Item 7. Material to Be Filed as Exhibits
Exhibit No. | Description |
10.1 | Share Purchase Agreement dated March 5, 2013 between Constantin Dietrich and Cameron Durrant |
Page 4
SIGNATURE
After reasonable inquiry and to the best of my knowledge and belief, I certify that the information set forth in this statement is true, complete and correct.
April 8, 2013 | |
Dated | |
/s/ Cameron Durrant | |
Signature | |
Cameron Durrant | |
Name/Title |
The original statement shall be signed by each person on whose behalf the statement is filed or his authorized representative. If the statement is signed on behalf of a person by his authorized representative (other than an executive officer or general partner of this filing person), evidence of the representatives authority to sign on behalf of such person shall be filed with the statement, provided, however, that a power of attorney for this purpose which is already on file with the Commission may be incorporated by reference. The name and any title of each person who signs the statement shall be typed or printed beneath his signature.
Attention: Intentional misstatements or omissions of fact constitute Federal criminal violations (See 18 U.S.C. 1001).
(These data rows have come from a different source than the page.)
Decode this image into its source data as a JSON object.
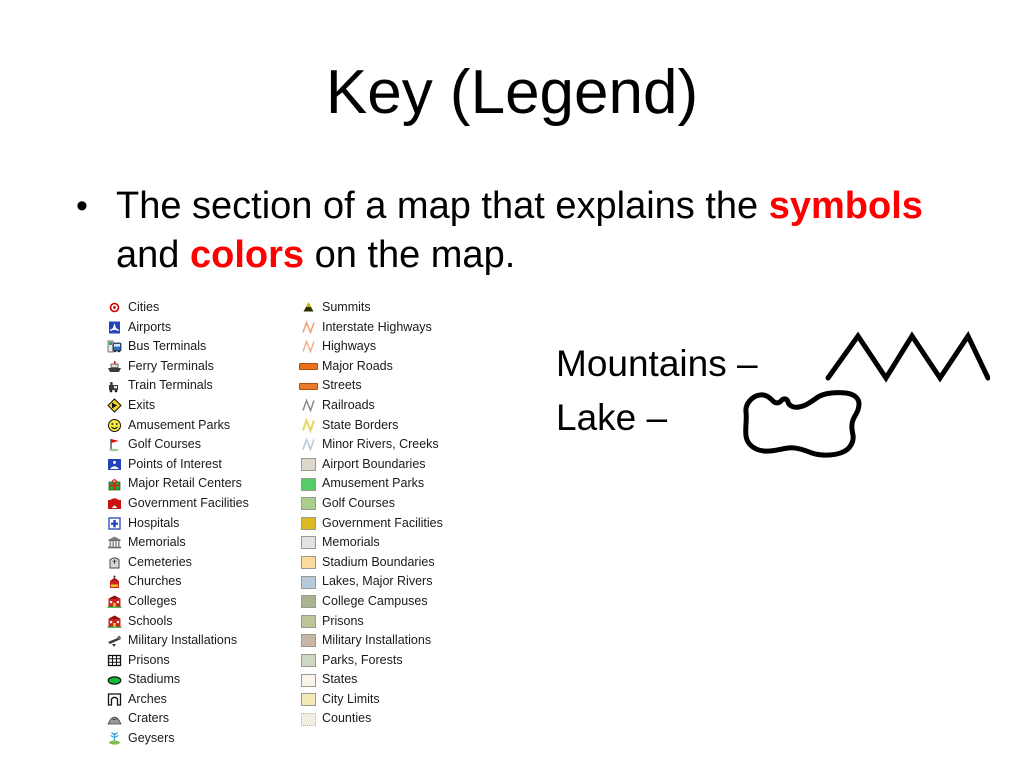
{
  "slide": {
    "title": "Key (Legend)",
    "bullet_marker": "•",
    "body": {
      "part1": "The section of a map that explains the ",
      "highlight1": "symbols",
      "part2": " and ",
      "highlight2": "colors",
      "part3": " on the map.",
      "highlight_color": "#ff0000"
    }
  },
  "annotations": {
    "mountains_label": "Mountains –",
    "lake_label": "Lake –",
    "mountains_sketch": "mountain-zigzag-sketch",
    "lake_sketch": "lake-outline-sketch"
  },
  "legend": {
    "left_column": [
      {
        "label": "Cities",
        "icon": "cities-icon",
        "kind": "icon"
      },
      {
        "label": "Airports",
        "icon": "airports-icon",
        "kind": "icon"
      },
      {
        "label": "Bus Terminals",
        "icon": "bus-terminals-icon",
        "kind": "icon"
      },
      {
        "label": "Ferry Terminals",
        "icon": "ferry-terminals-icon",
        "kind": "icon"
      },
      {
        "label": "Train Terminals",
        "icon": "train-terminals-icon",
        "kind": "icon"
      },
      {
        "label": "Exits",
        "icon": "exits-icon",
        "kind": "icon"
      },
      {
        "label": "Amusement Parks",
        "icon": "amusement-parks-icon",
        "kind": "icon"
      },
      {
        "label": "Golf Courses",
        "icon": "golf-courses-icon",
        "kind": "icon"
      },
      {
        "label": "Points of Interest",
        "icon": "points-of-interest-icon",
        "kind": "icon"
      },
      {
        "label": "Major Retail Centers",
        "icon": "major-retail-centers-icon",
        "kind": "icon"
      },
      {
        "label": "Government Facilities",
        "icon": "government-facilities-icon",
        "kind": "icon"
      },
      {
        "label": "Hospitals",
        "icon": "hospitals-icon",
        "kind": "icon"
      },
      {
        "label": "Memorials",
        "icon": "memorials-icon",
        "kind": "icon"
      },
      {
        "label": "Cemeteries",
        "icon": "cemeteries-icon",
        "kind": "icon"
      },
      {
        "label": "Churches",
        "icon": "churches-icon",
        "kind": "icon"
      },
      {
        "label": "Colleges",
        "icon": "colleges-icon",
        "kind": "icon"
      },
      {
        "label": "Schools",
        "icon": "schools-icon",
        "kind": "icon"
      },
      {
        "label": "Military Installations",
        "icon": "military-installations-icon",
        "kind": "icon"
      },
      {
        "label": "Prisons",
        "icon": "prisons-icon",
        "kind": "icon"
      },
      {
        "label": "Stadiums",
        "icon": "stadiums-icon",
        "kind": "icon"
      },
      {
        "label": "Arches",
        "icon": "arches-icon",
        "kind": "icon"
      },
      {
        "label": "Craters",
        "icon": "craters-icon",
        "kind": "icon"
      },
      {
        "label": "Geysers",
        "icon": "geysers-icon",
        "kind": "icon"
      }
    ],
    "right_column": [
      {
        "label": "Summits",
        "icon": "summit-triangle-icon",
        "kind": "icon",
        "color": "#2f2f00"
      },
      {
        "label": "Interstate Highways",
        "icon": "interstate-line-icon",
        "kind": "line",
        "color": "#f0a070"
      },
      {
        "label": "Highways",
        "icon": "highway-line-icon",
        "kind": "line",
        "color": "#f2b089"
      },
      {
        "label": "Major Roads",
        "icon": "major-road-bar-icon",
        "kind": "bar",
        "color": "#e8701c"
      },
      {
        "label": "Streets",
        "icon": "street-bar-icon",
        "kind": "bar",
        "color": "#ea7a2a"
      },
      {
        "label": "Railroads",
        "icon": "railroad-line-icon",
        "kind": "line",
        "color": "#8a8a8a"
      },
      {
        "label": "State Borders",
        "icon": "state-border-line-icon",
        "kind": "line",
        "color": "#e8d86a"
      },
      {
        "label": "Minor Rivers, Creeks",
        "icon": "river-line-icon",
        "kind": "line",
        "color": "#b8c8d8"
      },
      {
        "label": "Airport Boundaries",
        "icon": "airport-area-swatch",
        "kind": "swatch",
        "color": "#ded8cc"
      },
      {
        "label": "Amusement Parks",
        "icon": "amusement-area-swatch",
        "kind": "swatch",
        "color": "#55cc66"
      },
      {
        "label": "Golf Courses",
        "icon": "golf-area-swatch",
        "kind": "swatch",
        "color": "#a9cd8b"
      },
      {
        "label": "Government Facilities",
        "icon": "government-area-swatch",
        "kind": "swatch",
        "color": "#dcbb22"
      },
      {
        "label": "Memorials",
        "icon": "memorial-area-swatch",
        "kind": "swatch",
        "color": "#e2e2e2"
      },
      {
        "label": "Stadium Boundaries",
        "icon": "stadium-area-swatch",
        "kind": "swatch",
        "color": "#fada9e"
      },
      {
        "label": "Lakes, Major Rivers",
        "icon": "lake-area-swatch",
        "kind": "swatch",
        "color": "#b6cada"
      },
      {
        "label": "College Campuses",
        "icon": "college-area-swatch",
        "kind": "swatch",
        "color": "#a7b391"
      },
      {
        "label": "Prisons",
        "icon": "prison-area-swatch",
        "kind": "swatch",
        "color": "#c0c49b"
      },
      {
        "label": "Military Installations",
        "icon": "military-area-swatch",
        "kind": "swatch",
        "color": "#c8b6a6"
      },
      {
        "label": "Parks, Forests",
        "icon": "park-area-swatch",
        "kind": "swatch",
        "color": "#ccd8c1"
      },
      {
        "label": "States",
        "icon": "state-area-swatch",
        "kind": "swatch",
        "color": "#faf4ea"
      },
      {
        "label": "City Limits",
        "icon": "city-limit-area-swatch",
        "kind": "swatch",
        "color": "#f4e9b8"
      },
      {
        "label": "Counties",
        "icon": "county-area-swatch",
        "kind": "swatch",
        "color": "#f2eee2"
      }
    ]
  }
}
NONE OF THE SECURITIES TO WHICH THIS PURCHASE AGREEMENT (THE AGREEMENT) RELATES HAVE BEEN REGISTERED UNDER THE UNITED STATES 1933 ACT OF 1933, AS AMENDED (THE 1933 ACT), OR ANY U.S. STATE SECURITIES LAWS, AND, UNLESS SO REGISTERED, NONE MAY BE OFFERED OR SOLD, DIRECTLY OR INDIRECTLY, IN THE UNITED STATES OR TO U.S. PERSONS (AS DEFINED HEREIN) EXCEPT IN ACCORDANCE WITH THE PROVISIONS OF REGULATION S UNDER THE 1933 ACT, PURSUANT TO AN EFFECTIVE REGISTRATION STATEMENT UNDER THE 1933 ACT, OR PURSUANT TO AN AVAILABLE EXEMPTION FROM, OR IN A TRANSACTION NOT SUBJECT TO, THE REGISTRATION REQUIREMENTS OF THE 1933 ACT AND IN EACH CASE ONLY IN ACCORDANCE WITH APPLICABLE STATE SECURITIES LAWS.
SHARE PURCHASE AGREEMENT
BETWEEN:
CAMERON DURRANT, a businessman
with a mailing address
of PO Box 423, Califon, NJ, 07830, USA
(the Vendor)
AND:
CONSTANTIN DIETRICH, a
businessman with a mailing
address of Seefeldstrasse 223- CH-2008
Zurich/ZHR, Switzerland
(the Purchaser)
WHEREAS:
A. The Vendor is the registered and beneficial owner of 4,250,000 shares (the Purchase Shares) of the common stock of PediatRx Inc. (the Company), a company incorporated under the laws of the State of Nevada;
B. The Vendor desires to sell the Purchase Shares to the Purchaser, and the Purchaser desires to purchase the Purchase Shares from the Vendor on the terms and conditions hereinafter set forth in this Agreement; and
C. The parties hereto desire to make certain representations, warranties and agreements in connection with the proposed purchase and sale of the Purchase Shares and to set forth various conditions to the transactions contemplated hereby.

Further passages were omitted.